Masaj devam ederken, yumuşak elleri belden aşağı kayıyor; parmaklar ısırarak, tırnaklarla nazikçe kaşıyarak adeta vücudun en mahrem köşelerine el atıyordu. Kalçasını kavradığında artık geri dönüş yoktu; sırtüstü yatırdığı adamın yaragını çıkarıp dudaklarını üstüne geçiriyordu. Dilini hızla yumruğun ucunda gezdiriyor, bas bas bağıran sertleşmiş o şişeyi dolu dolu içine çekiyordu.
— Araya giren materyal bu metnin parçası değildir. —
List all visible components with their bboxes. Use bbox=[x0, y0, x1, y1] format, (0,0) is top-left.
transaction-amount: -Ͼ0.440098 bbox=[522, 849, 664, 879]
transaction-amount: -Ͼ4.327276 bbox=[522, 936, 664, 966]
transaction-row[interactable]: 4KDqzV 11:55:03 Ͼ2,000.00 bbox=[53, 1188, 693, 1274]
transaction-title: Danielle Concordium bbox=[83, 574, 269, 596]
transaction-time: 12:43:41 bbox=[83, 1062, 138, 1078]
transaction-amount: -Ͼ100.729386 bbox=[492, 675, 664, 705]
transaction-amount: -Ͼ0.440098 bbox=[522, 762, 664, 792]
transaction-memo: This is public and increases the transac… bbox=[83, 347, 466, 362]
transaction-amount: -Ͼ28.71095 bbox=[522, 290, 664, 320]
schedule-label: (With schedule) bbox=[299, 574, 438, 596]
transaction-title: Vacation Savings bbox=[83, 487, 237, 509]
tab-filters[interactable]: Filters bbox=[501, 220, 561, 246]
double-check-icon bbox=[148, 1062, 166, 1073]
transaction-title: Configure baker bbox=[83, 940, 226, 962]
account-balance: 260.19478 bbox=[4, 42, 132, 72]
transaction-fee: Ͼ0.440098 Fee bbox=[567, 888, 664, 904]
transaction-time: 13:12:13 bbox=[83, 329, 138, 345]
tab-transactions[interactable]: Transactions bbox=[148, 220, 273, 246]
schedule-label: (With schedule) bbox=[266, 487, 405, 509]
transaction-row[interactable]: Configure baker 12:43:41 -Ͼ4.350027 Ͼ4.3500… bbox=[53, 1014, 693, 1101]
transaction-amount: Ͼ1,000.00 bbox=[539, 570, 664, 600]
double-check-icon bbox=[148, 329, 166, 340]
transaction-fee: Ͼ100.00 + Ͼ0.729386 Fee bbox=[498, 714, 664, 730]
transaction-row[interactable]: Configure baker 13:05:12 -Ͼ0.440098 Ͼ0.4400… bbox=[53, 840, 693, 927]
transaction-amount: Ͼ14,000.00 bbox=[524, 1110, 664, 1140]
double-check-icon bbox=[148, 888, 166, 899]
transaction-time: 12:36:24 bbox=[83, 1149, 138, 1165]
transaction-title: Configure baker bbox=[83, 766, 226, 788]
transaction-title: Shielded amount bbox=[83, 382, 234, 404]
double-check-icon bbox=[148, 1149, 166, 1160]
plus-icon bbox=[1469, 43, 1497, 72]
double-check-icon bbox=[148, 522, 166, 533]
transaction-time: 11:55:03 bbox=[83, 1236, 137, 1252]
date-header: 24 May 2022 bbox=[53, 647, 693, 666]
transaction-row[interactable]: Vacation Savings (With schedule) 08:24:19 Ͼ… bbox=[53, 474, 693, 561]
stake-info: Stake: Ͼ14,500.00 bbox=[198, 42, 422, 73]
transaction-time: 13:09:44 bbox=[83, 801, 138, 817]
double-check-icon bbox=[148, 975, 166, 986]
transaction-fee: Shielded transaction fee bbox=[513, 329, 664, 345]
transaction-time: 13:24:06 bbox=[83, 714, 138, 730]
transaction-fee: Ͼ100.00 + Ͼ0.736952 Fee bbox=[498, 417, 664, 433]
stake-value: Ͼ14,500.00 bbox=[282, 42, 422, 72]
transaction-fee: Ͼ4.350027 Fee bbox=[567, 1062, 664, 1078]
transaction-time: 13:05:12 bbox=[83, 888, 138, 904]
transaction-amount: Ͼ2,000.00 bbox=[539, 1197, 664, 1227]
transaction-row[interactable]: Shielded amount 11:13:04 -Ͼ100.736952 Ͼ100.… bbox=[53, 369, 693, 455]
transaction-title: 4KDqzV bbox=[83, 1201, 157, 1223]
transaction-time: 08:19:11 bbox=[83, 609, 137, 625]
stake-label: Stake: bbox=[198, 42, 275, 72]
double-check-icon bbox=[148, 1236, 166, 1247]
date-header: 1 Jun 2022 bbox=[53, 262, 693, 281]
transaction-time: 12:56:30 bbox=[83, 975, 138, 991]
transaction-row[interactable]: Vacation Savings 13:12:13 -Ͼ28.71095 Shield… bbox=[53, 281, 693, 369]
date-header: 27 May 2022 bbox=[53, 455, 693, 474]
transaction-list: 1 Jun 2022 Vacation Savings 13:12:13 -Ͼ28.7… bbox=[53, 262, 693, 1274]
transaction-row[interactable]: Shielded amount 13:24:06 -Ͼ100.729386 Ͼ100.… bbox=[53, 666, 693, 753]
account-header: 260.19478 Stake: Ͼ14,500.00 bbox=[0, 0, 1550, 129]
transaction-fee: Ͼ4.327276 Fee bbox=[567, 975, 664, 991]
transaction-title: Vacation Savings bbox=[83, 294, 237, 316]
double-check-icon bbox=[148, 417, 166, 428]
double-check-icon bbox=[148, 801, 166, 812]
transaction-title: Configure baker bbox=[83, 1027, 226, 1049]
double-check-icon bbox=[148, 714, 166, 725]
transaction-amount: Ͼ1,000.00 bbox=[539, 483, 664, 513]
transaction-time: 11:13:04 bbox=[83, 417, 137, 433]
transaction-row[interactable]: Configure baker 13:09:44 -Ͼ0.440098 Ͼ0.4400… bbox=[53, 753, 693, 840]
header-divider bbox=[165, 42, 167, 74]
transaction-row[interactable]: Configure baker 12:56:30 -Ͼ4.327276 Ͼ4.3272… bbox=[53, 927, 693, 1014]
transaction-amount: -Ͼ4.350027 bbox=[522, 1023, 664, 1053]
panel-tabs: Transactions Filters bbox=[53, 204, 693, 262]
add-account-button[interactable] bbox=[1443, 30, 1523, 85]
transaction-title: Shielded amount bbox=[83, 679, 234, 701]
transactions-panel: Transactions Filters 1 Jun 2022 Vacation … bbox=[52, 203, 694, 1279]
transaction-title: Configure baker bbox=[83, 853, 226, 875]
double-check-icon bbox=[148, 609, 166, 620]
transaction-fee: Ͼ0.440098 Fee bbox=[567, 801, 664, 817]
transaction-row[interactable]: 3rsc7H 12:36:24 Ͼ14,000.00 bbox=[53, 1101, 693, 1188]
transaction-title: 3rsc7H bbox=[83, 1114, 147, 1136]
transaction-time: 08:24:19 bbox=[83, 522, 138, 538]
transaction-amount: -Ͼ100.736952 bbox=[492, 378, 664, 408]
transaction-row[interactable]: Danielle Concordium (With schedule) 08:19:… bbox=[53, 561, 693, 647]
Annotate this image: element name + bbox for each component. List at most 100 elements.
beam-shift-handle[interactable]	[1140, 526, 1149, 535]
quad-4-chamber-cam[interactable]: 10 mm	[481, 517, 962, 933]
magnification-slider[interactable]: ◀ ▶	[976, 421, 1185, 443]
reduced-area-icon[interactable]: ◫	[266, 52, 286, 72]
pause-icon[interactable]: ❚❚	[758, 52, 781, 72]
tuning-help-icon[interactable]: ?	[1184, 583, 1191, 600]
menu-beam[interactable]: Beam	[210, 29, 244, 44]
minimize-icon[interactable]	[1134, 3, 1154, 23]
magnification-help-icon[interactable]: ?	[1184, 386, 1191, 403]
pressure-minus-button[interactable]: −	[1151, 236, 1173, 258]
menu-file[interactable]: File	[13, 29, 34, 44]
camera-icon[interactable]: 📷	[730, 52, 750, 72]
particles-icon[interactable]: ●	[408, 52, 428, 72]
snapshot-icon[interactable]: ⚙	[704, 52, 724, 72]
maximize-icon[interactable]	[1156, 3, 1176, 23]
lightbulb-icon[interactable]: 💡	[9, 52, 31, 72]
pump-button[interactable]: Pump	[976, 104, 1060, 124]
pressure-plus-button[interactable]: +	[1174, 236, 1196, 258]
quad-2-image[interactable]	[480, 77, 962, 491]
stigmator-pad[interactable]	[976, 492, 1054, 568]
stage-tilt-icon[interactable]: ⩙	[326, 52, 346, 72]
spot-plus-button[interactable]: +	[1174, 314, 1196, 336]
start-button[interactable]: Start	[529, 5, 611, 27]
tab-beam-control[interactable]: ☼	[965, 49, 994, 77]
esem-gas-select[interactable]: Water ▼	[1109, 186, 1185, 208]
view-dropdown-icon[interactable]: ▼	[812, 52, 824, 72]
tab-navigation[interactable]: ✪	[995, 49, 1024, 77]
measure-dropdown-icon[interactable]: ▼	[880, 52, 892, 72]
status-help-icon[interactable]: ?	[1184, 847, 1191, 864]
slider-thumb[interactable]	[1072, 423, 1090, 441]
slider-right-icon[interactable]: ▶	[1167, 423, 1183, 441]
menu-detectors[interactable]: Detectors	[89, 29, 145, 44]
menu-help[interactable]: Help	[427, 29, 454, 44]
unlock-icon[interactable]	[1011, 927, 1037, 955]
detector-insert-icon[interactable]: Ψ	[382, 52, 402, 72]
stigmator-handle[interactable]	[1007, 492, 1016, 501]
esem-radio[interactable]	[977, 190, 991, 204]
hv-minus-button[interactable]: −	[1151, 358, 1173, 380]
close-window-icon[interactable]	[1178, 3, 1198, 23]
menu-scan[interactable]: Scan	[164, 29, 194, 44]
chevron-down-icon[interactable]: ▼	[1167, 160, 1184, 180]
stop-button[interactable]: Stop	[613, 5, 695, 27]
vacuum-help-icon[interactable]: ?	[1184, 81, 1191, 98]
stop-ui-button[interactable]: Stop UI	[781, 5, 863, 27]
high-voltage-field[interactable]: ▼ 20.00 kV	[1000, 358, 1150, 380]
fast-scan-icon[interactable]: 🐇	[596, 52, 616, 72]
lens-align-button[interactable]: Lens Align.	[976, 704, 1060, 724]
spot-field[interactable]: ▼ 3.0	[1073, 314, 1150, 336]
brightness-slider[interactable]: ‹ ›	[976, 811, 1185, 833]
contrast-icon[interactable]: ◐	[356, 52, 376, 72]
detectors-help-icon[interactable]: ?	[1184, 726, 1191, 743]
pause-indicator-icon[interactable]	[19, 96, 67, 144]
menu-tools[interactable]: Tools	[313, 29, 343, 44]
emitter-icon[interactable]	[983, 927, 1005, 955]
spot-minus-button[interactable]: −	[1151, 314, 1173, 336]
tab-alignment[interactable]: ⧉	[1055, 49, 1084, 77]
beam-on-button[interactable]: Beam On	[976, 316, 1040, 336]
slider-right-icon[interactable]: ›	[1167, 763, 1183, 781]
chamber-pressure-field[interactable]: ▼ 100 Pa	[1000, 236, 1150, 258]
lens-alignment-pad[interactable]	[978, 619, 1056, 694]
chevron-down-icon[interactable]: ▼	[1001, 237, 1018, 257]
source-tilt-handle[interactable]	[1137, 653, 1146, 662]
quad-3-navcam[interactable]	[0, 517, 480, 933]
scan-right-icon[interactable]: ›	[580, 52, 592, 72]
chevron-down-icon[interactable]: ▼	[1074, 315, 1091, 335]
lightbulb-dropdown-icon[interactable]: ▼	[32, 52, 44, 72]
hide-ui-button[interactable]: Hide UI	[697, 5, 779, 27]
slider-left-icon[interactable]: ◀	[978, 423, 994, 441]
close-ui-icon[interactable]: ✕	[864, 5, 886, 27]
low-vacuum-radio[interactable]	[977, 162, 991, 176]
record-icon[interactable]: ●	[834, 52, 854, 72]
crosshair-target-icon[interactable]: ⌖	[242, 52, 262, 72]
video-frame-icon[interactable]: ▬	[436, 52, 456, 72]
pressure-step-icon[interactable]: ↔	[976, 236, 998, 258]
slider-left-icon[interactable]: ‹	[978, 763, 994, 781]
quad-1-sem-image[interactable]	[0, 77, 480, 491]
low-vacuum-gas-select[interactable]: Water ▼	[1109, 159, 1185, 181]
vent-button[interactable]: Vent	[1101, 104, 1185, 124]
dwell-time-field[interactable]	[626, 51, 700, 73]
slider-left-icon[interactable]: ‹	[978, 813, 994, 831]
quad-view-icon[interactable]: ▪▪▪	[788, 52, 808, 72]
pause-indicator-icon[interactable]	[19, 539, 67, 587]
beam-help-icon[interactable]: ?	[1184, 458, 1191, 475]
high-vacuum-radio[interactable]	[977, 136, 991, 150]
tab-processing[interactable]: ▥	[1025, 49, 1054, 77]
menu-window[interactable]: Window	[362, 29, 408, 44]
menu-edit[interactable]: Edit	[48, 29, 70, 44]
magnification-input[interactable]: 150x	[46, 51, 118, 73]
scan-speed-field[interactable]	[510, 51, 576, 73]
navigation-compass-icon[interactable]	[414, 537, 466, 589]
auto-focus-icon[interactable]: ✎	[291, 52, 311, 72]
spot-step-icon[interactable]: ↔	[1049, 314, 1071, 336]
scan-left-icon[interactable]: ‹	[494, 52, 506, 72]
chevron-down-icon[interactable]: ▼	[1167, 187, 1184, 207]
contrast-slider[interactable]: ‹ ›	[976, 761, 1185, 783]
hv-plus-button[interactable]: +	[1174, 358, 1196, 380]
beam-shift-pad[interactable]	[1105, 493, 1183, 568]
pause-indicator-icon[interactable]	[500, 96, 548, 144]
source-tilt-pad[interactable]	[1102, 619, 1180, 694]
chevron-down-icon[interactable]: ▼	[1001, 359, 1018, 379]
Her folloş hareketinde adamın nefesi kesiliyor, gözleri kararıyordu.
Göğüsleri arasında sıkıştırdığı o kalın yaranın etrafında öyle bir oyun oynuyordu ki; emip gagalamaktan asla vazgeçmiyordu. Sonra masaj yerini daha sert dayamaya bırakıyor; iki eliyle adamın kalçasını kavrayıp altına alıyor, inceden inceden işlemesine izin veriyordu. Kalçalarıyla ritmi ayarlarken arkasından gelen her köklemede alevler yükseliyordu odada. Kadının tırnakları omuzlarında iz bırakıyor, nefesi ensesinde hışırtılar oluşturuyordu.
Sonunda dayanılmaz bir noktaya gelirken o büyük göğüsler adamın göğsüne yapışmış, dudaklar son kekremsi ile dizlerini titretiyordu. İnlemeler birbirine karışırken ağızdan çıkan acı tatlı küfürler ortamı iyice kızıştırıyordu. Yüksek volümlü bir sikmenin ardından adam sersemlemiş vaziyette yere yığılıyordu; kadın ise üzerindeki teri silerken kahkahalarla yeni av peşindeydi bile. Böyle çılgınca ve bıkmadan sokulan bu enerji masajı başka yerde çekilmezdi!